Insights and Implications

The Red Cross guidelines continue to recommend that dispatchers provide instructions to perform CO-CPR for suspected out-of-hospital cardiac arrest to those untrained in CPR or who are unable to recall CPR performance steps. The Red Cross standard CPR instruction includes compressions with ventilation, with CO-CPR by those who are not trained or not willing to provide ventilation.
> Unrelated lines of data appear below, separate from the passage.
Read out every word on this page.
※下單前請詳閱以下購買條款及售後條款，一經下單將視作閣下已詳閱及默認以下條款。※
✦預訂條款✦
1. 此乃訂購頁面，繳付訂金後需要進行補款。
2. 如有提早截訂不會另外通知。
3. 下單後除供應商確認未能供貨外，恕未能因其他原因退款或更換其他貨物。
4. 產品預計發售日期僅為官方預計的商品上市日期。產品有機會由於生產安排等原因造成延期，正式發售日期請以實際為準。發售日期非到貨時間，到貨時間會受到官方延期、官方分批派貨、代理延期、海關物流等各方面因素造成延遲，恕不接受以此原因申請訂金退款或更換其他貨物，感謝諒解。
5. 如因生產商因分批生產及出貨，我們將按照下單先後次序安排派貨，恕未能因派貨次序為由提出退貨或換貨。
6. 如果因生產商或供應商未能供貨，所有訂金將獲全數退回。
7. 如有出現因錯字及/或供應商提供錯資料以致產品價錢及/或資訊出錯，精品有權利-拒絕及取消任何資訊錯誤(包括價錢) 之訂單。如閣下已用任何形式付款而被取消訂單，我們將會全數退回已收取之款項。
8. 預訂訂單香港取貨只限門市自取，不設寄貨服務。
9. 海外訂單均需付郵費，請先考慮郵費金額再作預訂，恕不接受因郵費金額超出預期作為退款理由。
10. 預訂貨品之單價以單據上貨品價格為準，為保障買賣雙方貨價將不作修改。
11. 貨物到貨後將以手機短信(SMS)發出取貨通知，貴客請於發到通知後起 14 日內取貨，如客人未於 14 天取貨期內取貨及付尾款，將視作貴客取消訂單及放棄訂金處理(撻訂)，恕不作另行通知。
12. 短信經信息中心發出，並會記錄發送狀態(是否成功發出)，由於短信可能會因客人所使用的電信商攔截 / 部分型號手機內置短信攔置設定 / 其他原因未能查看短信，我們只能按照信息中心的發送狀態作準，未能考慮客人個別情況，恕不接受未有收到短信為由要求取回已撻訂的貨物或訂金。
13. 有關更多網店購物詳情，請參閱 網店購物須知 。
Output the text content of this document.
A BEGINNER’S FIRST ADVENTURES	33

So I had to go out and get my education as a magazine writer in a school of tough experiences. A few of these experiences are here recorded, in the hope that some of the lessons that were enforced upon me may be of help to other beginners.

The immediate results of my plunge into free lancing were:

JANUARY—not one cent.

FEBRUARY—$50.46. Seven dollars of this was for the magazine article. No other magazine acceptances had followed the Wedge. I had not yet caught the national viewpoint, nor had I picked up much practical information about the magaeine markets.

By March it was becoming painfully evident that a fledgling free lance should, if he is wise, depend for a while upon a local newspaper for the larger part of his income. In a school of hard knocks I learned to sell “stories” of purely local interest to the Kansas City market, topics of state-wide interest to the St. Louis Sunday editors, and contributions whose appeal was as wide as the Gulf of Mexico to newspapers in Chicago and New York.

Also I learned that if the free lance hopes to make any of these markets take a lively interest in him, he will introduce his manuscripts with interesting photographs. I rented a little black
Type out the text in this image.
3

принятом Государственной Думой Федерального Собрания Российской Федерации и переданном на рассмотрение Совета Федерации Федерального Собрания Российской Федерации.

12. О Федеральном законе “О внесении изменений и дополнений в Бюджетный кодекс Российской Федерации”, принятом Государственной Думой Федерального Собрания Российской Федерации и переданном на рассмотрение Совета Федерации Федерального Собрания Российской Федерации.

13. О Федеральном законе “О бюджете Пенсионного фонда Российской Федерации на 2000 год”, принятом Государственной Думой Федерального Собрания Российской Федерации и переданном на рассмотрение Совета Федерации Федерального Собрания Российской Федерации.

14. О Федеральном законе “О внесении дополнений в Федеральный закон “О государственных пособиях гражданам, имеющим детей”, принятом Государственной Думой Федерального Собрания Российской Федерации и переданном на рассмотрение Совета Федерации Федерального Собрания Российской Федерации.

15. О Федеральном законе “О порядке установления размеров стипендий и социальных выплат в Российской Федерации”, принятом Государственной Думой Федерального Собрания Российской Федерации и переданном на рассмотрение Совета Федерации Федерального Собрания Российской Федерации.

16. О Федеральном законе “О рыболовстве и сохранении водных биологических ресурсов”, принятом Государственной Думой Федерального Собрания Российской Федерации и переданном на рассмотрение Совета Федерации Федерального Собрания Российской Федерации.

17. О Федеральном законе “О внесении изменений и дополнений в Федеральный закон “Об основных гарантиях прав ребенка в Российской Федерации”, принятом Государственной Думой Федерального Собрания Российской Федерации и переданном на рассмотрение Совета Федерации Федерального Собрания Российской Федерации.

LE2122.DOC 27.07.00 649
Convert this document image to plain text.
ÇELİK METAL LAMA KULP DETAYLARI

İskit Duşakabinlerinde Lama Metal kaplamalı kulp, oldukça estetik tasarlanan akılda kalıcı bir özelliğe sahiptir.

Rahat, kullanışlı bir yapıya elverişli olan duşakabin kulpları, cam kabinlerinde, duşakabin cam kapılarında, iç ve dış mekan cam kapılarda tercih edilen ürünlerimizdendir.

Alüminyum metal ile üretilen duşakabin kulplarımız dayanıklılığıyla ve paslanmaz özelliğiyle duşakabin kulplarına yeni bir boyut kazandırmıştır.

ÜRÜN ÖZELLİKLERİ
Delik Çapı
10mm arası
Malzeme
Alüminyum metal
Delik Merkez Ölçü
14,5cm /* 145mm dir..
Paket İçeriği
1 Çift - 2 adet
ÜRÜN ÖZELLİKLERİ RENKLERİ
Following the 2017 ILCOR systematic review, despite a lack of direct evidence, the Red Cross recommended, as a good practice statement, that dispatchers also provide standard CV-CPR instructional support, when needed, to those trained in CV-CPR who are unable to recall CPR performance steps. The ongoing TANGO2 trial (Riva et al. 2024, e010027) is investigating whether instructions to perform CO-CPR to bystanders with prior CPR-training is non-inferior to, or better than, standard CPR (CV-CPR) in witnessed out-of-hospital cardiac arrest. This trial is slated to be completed in 2028 and may trigger an updated review.